The princess (Miss Coutts) vowed that if God would let her father free, she would always be a just woman. One day she saw him brought back, and walking to her door as a hero, cheered by ordinary people who knew he was their friend. Later, when her wealthy grandfather died, his wife received
his cave of treasures. But then, while the princess was still little more than a girl, this wife also died. The wife’s lawyer gathered the family together to tell them what the second wife had decided should happen with the cave of treasures. It emerged from the lawyer that the woman who’d recently died had noticed how loyal the princess had been to her father and had decided that she could have the cave (as long as the princess did not marry a foreigner, though that was an item that did not quite fit the story). So now there was only one woman in the kingdom richer than the princess, and that was the queen.

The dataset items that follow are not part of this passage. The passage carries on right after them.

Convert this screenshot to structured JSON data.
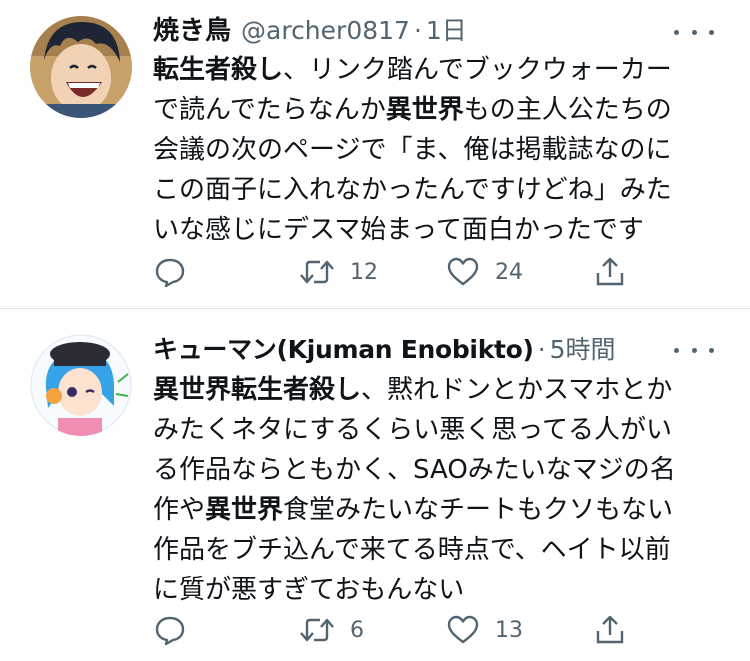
{
  "tweets": [
    {
      "name": "焼き鳥",
      "handle": "@archer0817",
      "separator": "·",
      "time": "1日",
      "body": {
        "l1_b": "転生者殺し",
        "l1_t": "、リンク踏んでブックウォーカー",
        "l2_t1": "で読んでたらなんか",
        "l2_b": "異世界",
        "l2_t2": "もの主人公たちの",
        "l3": "会議の次のページで「ま、俺は掲載誌なのに",
        "l4": "この面子に入れなかったんですけどね」みた",
        "l5": "いな感じにデスマ始まって面白かったです"
      },
      "replies": "",
      "retweets": "12",
      "likes": "24"
    },
    {
      "name": "キューマン(Kjuman Enobikto)",
      "separator": "·",
      "time": "5時間",
      "body": {
        "l1_b": "異世界転生者殺し",
        "l1_t": "、黙れドンとかスマホとか",
        "l2": "みたくネタにするくらい悪く思ってる人がい",
        "l3": "る作品ならともかく、SAOみたいなマジの名",
        "l4_t1": "作や",
        "l4_b": "異世界",
        "l4_t2": "食堂みたいなチートもクソもない",
        "l5": "作品をブチ込んで来てる時点で、ヘイト以前",
        "l6": "に質が悪すぎておもんない"
      },
      "replies": "",
      "retweets": "6",
      "likes": "13"
    }
  ],
  "icons": {
    "reply": "reply-icon",
    "retweet": "retweet-icon",
    "like": "heart-icon",
    "share": "share-icon",
    "more": "more-icon"
  },
  "colors": {
    "text": "#0f1419",
    "secondary": "#536471",
    "divider": "#e1e6ea"
  }
}
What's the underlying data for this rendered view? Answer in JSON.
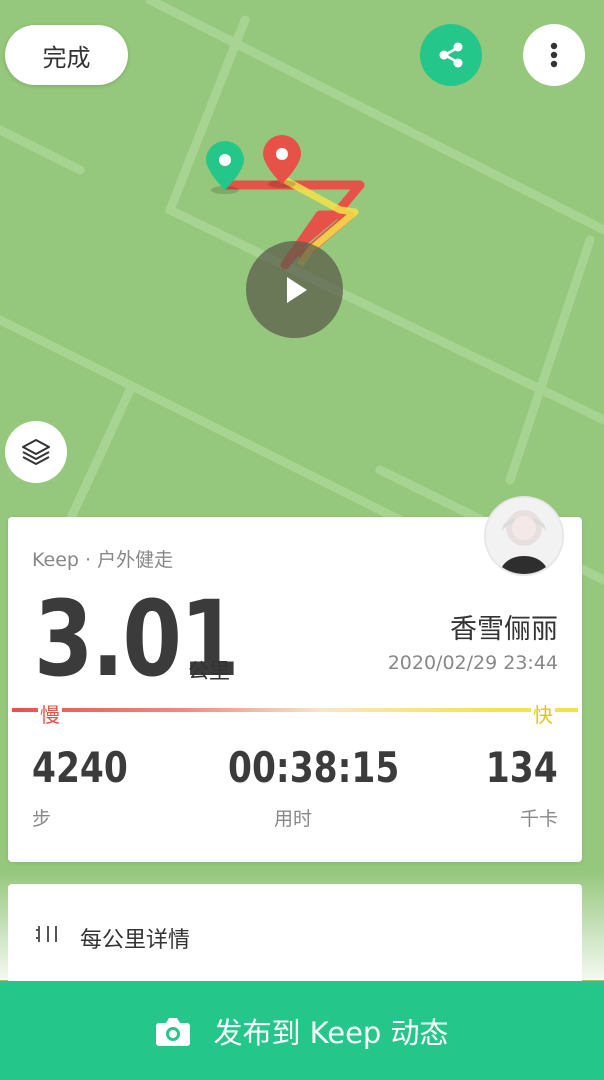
{
  "header": {
    "done_label": "完成"
  },
  "icons": {
    "share": "share-icon",
    "more": "more-vertical-icon",
    "layers": "layers-icon",
    "play": "play-icon",
    "camera": "camera-icon",
    "split": "split-icon"
  },
  "colors": {
    "accent": "#24c789",
    "map_bg": "#95c77c",
    "route_slow": "#e65247",
    "route_fast": "#f4e24a",
    "start_pin": "#24c789",
    "end_pin": "#e65247"
  },
  "summary": {
    "subtitle": "Keep · 户外健走",
    "distance": "3.01",
    "distance_unit": "公里",
    "username": "香雪俪丽",
    "datetime": "2020/02/29 23:44",
    "pace_slow": "慢",
    "pace_fast": "快"
  },
  "stats": {
    "steps": {
      "value": "4240",
      "label": "步"
    },
    "duration": {
      "value": "00:38:15",
      "label": "用时"
    },
    "calories": {
      "value": "134",
      "label": "千卡"
    }
  },
  "splits": {
    "label": "每公里详情"
  },
  "publish": {
    "label": "发布到 Keep 动态"
  }
}
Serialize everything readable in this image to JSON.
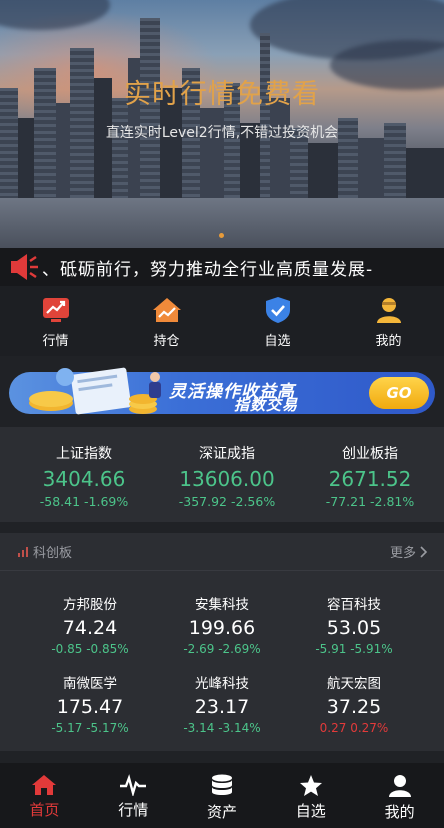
{
  "hero": {
    "title": "实时行情免费看",
    "subtitle": "直连实时Level2行情,不错过投资机会"
  },
  "marquee": {
    "text": "、砥砺前行，努力推动全行业高质量发展-"
  },
  "quicknav": [
    {
      "label": "行情",
      "icon": "trend-chart-icon"
    },
    {
      "label": "持仓",
      "icon": "house-chart-icon"
    },
    {
      "label": "自选",
      "icon": "shield-check-icon"
    },
    {
      "label": "我的",
      "icon": "user-icon"
    }
  ],
  "ad": {
    "line1": "灵活操作收益高",
    "line2": "指数交易",
    "button": "GO"
  },
  "indices": [
    {
      "name": "上证指数",
      "value": "3404.66",
      "change": "-58.41 -1.69%"
    },
    {
      "name": "深证成指",
      "value": "13606.00",
      "change": "-357.92 -2.56%"
    },
    {
      "name": "创业板指",
      "value": "2671.52",
      "change": "-77.21 -2.81%"
    }
  ],
  "star_market": {
    "title": "科创板",
    "more": "更多",
    "stocks": [
      {
        "name": "方邦股份",
        "price": "74.24",
        "change": "-0.85 -0.85%",
        "direction": "down"
      },
      {
        "name": "安集科技",
        "price": "199.66",
        "change": "-2.69 -2.69%",
        "direction": "down"
      },
      {
        "name": "容百科技",
        "price": "53.05",
        "change": "-5.91 -5.91%",
        "direction": "down"
      },
      {
        "name": "南微医学",
        "price": "175.47",
        "change": "-5.17 -5.17%",
        "direction": "down"
      },
      {
        "name": "光峰科技",
        "price": "23.17",
        "change": "-3.14 -3.14%",
        "direction": "down"
      },
      {
        "name": "航天宏图",
        "price": "37.25",
        "change": "0.27 0.27%",
        "direction": "up"
      }
    ]
  },
  "tabbar": [
    {
      "label": "首页",
      "icon": "home-icon",
      "active": true
    },
    {
      "label": "行情",
      "icon": "pulse-icon",
      "active": false
    },
    {
      "label": "资产",
      "icon": "database-icon",
      "active": false
    },
    {
      "label": "自选",
      "icon": "star-icon",
      "active": false
    },
    {
      "label": "我的",
      "icon": "person-icon",
      "active": false
    }
  ],
  "colors": {
    "up": "#e23a3a",
    "down": "#4cc48a",
    "accent": "#e1a24a",
    "background": "#202226",
    "card": "#2c2e33"
  }
}
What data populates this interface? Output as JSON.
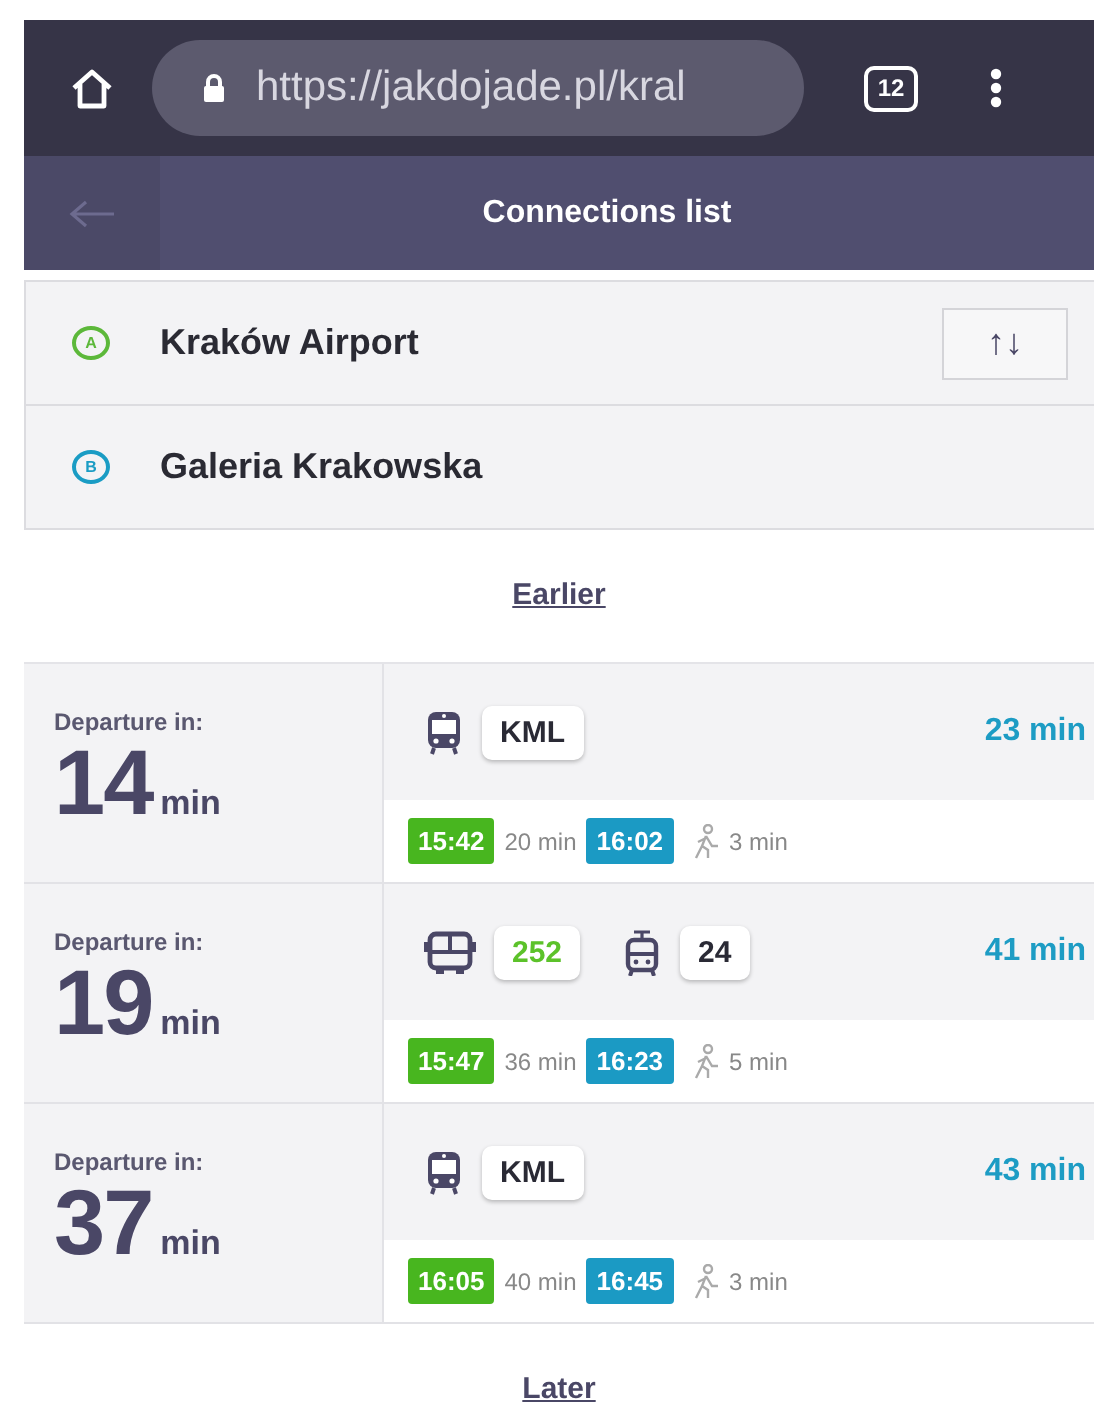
{
  "browser": {
    "url_host": "https://jakdojade.pl/kral",
    "tab_count": "12"
  },
  "header": {
    "title": "Connections list"
  },
  "route": {
    "from": {
      "badge": "A",
      "name": "Kraków Airport"
    },
    "to": {
      "badge": "B",
      "name": "Galeria Krakowska"
    },
    "swap": "↑↓"
  },
  "earlier": "Earlier",
  "connections": [
    {
      "label": "Departure in:",
      "minutes": "14",
      "unit": "min",
      "lines": [
        {
          "kind": "train",
          "name": "KML",
          "color": "#2a2a35"
        }
      ],
      "total": "23 min",
      "depart": "15:42",
      "ride": "20 min",
      "arrive": "16:02",
      "walk": "3 min"
    },
    {
      "label": "Departure in:",
      "minutes": "19",
      "unit": "min",
      "lines": [
        {
          "kind": "bus",
          "name": "252",
          "color": "#5cc22a"
        },
        {
          "kind": "tram",
          "name": "24",
          "color": "#2a2a35"
        }
      ],
      "total": "41 min",
      "depart": "15:47",
      "ride": "36 min",
      "arrive": "16:23",
      "walk": "5 min"
    },
    {
      "label": "Departure in:",
      "minutes": "37",
      "unit": "min",
      "lines": [
        {
          "kind": "train",
          "name": "KML",
          "color": "#2a2a35"
        }
      ],
      "total": "43 min",
      "depart": "16:05",
      "ride": "40 min",
      "arrive": "16:45",
      "walk": "3 min"
    }
  ],
  "later": "Later"
}
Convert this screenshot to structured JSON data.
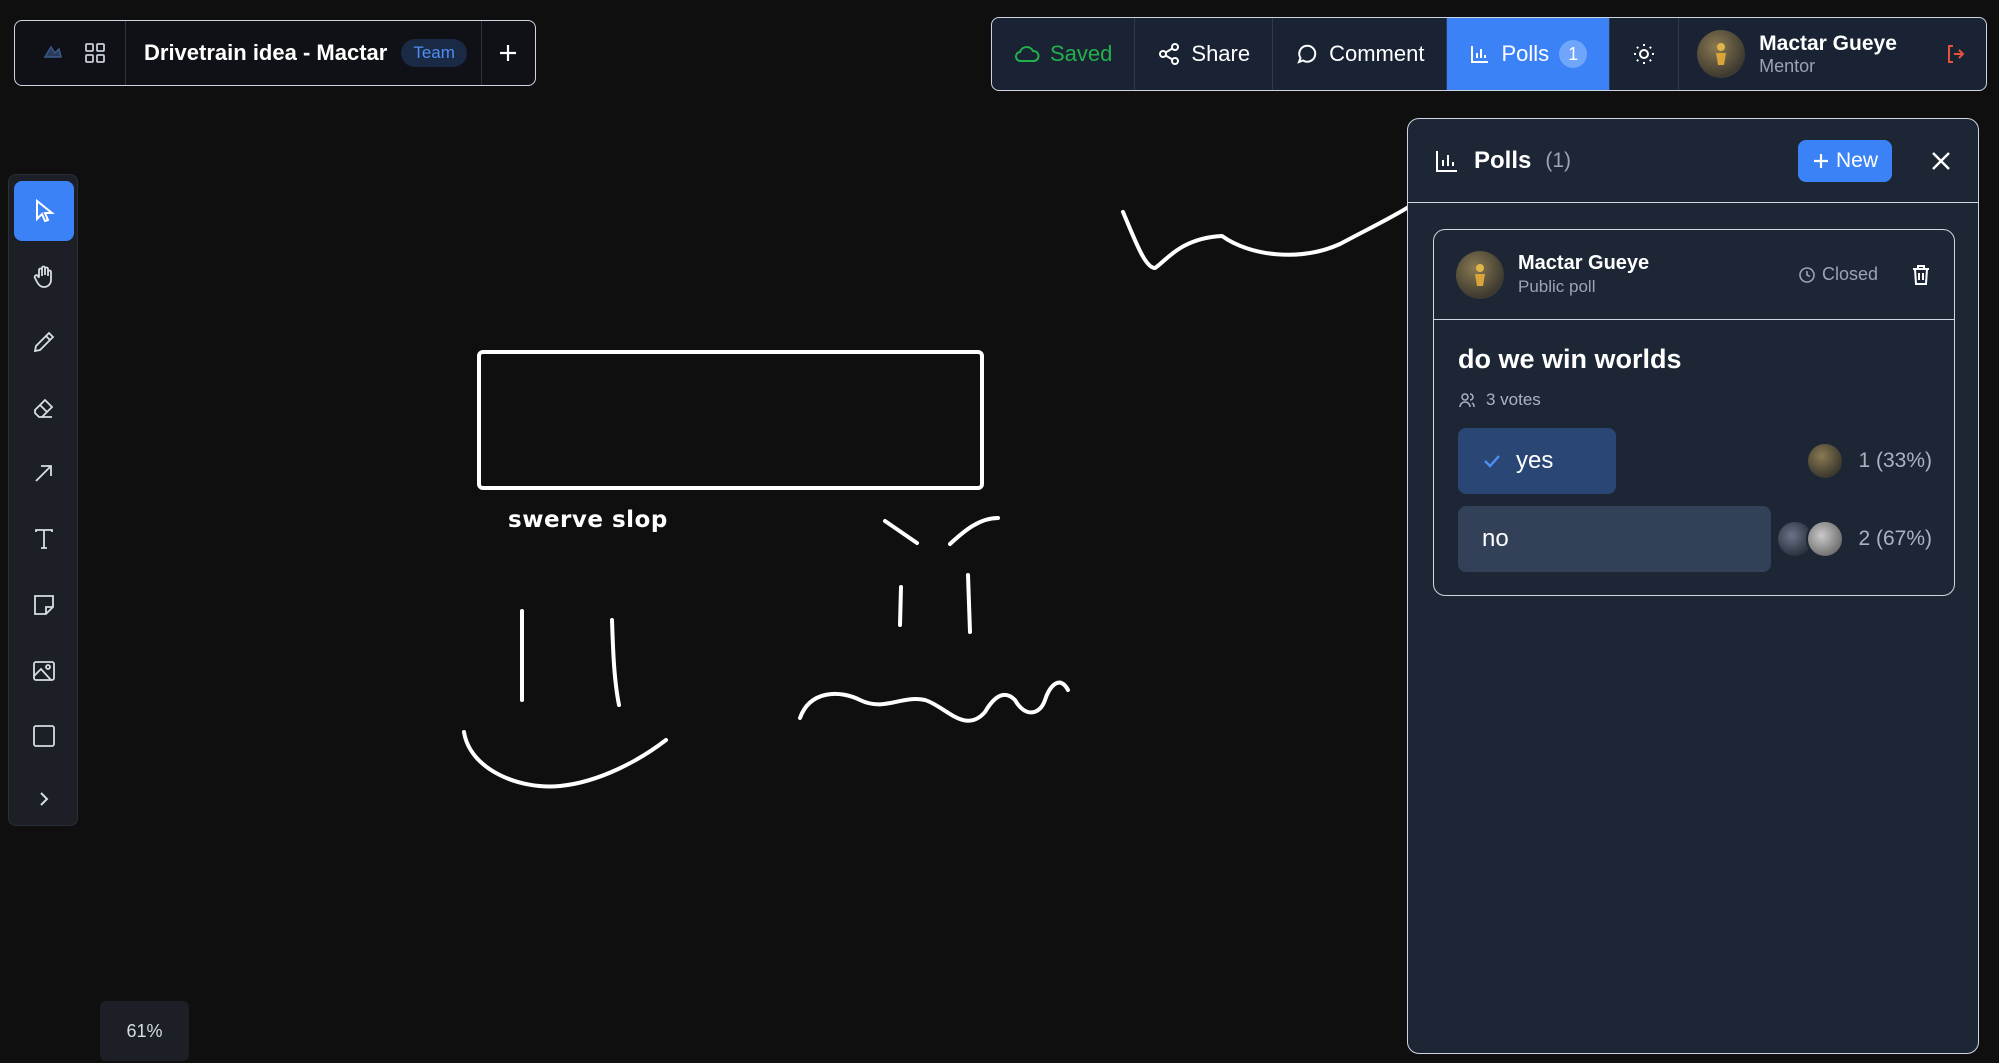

And to help her, the princess called on the greatest wizard in the land (the guvnor) to ask him about some of the things he would advise her to do with her treasure. And the wizard said, give some of the treasure to the ragged schools that teach the children of the very poor, and make the schoolrooms bigger, and build a bathhouse where the ragged children can wash themselves. And next the wizard advised her to do something for unfortunate girls, having spoken to a wise woman (Mrs Chisholm) who had told him that the outer kingdoms in Australia and Canada were such blessed places that an unfortunate girl could remake herself there after she was prepared and reformed in a London house.
That was how the princess and the wizard came up with Urania Cottage, which Alfred was now bringing up to buttress his argument.
‘The idea of Urania Cottage,’ said Alfred, ‘was to be a house of reform for poor women, even prostitutes. It used a points system for good behaviour and when one of the girls had scored enough points, what do you think the reward was?’
‘I know that they were sent away with a sum of money to start a new life.’
‘And where were they sent?’
‘To Canada. And here. Australia.’
‘And so why, Plorn, were they sent to Australia?’
‘You know why, Alfred. To remake themselves.’